Der letzte Stopp vor Amerika

(c)Helmut_Gross__K1817-2[1]Auf der Mole von Bremerhaven steht rotweiß geringelt ein Leuchtturm, dahinter zerren Schiffe an ihren Tauen. die Nordsee leckt einem gierig die Füße, und in Gedanken geht man auf Reisen. Böge man hinter der Wesermündung links ab, führte der Weg durch den englischen Kanal hinüber nach Amerika: ins gelobte Land für Millionen Auswanderer, die ihre gefährliche Reise über den Ozean einst genau hier, an diesen Kais, begannen. Hielte man sich hingegen ganz genau nordwärts,  käme man erst zur Hallig Langeness, dann zur norwegischen Küste und noch ein bisschen später könnte man auf dem Weg zum Nordpol Eisbären sehen.
Um heutzutage auf solche Reisen zu gehen, führt der Weg jedoch landeinwärts, in eines der vielen Museen der Stadt.
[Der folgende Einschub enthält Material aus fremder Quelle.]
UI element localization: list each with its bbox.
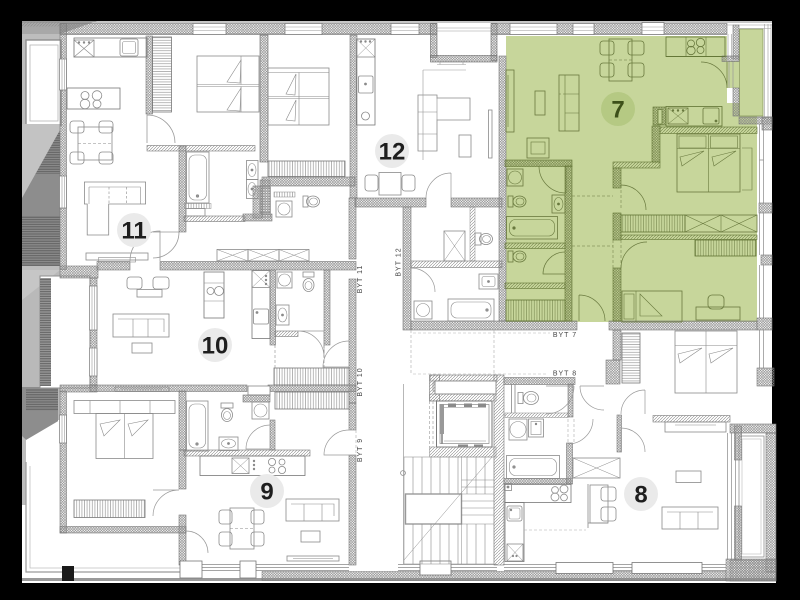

Hinter einer futuristisch silbernen Fassade verbirgt sich beispielsweise das Klimahaus. Seine Besucher reisen entlang des achten Längengrades, auf dem auch Bremerhaven liegt, rund um die Welt. An acht Stationen erleben sie verschiedene Klimazonen, bibbern und schwitzen. In der Arktis herrschen Minusgrade, im Niger satte 35 Grad. In der Schweiz hat der Klimawandel das Leben in einem Alpental bereits verändert; ebenso auf Samoa, wo sogar ein Riff mit lebenden Korallen zu bewundern ist. Was Klima ist und wie es entsteht, erfährt man wie nebenbei.
Auch die Fahrt nach Amerika muss man nicht mehr selbst antreten, um einen Eindruck von den Lebensbedingungen deutscher Auswanderer zu bekommen. Im Auswanderhaus, wie das Klimahaus an Bremerhavens Wasserfront gelegen, folgt man den Emigranten in die Fremde. Zu den Einzelschicksalen, die hier erzählt werden, gehört beispielsweise die Biographie von Carl Laemmle, der aus Oberschwaben stammte, in Bremerhaven einen Dampfer nach New York bestieg und einige Zeit später im heutigen Hollywood die Universal Studios gegründet hat.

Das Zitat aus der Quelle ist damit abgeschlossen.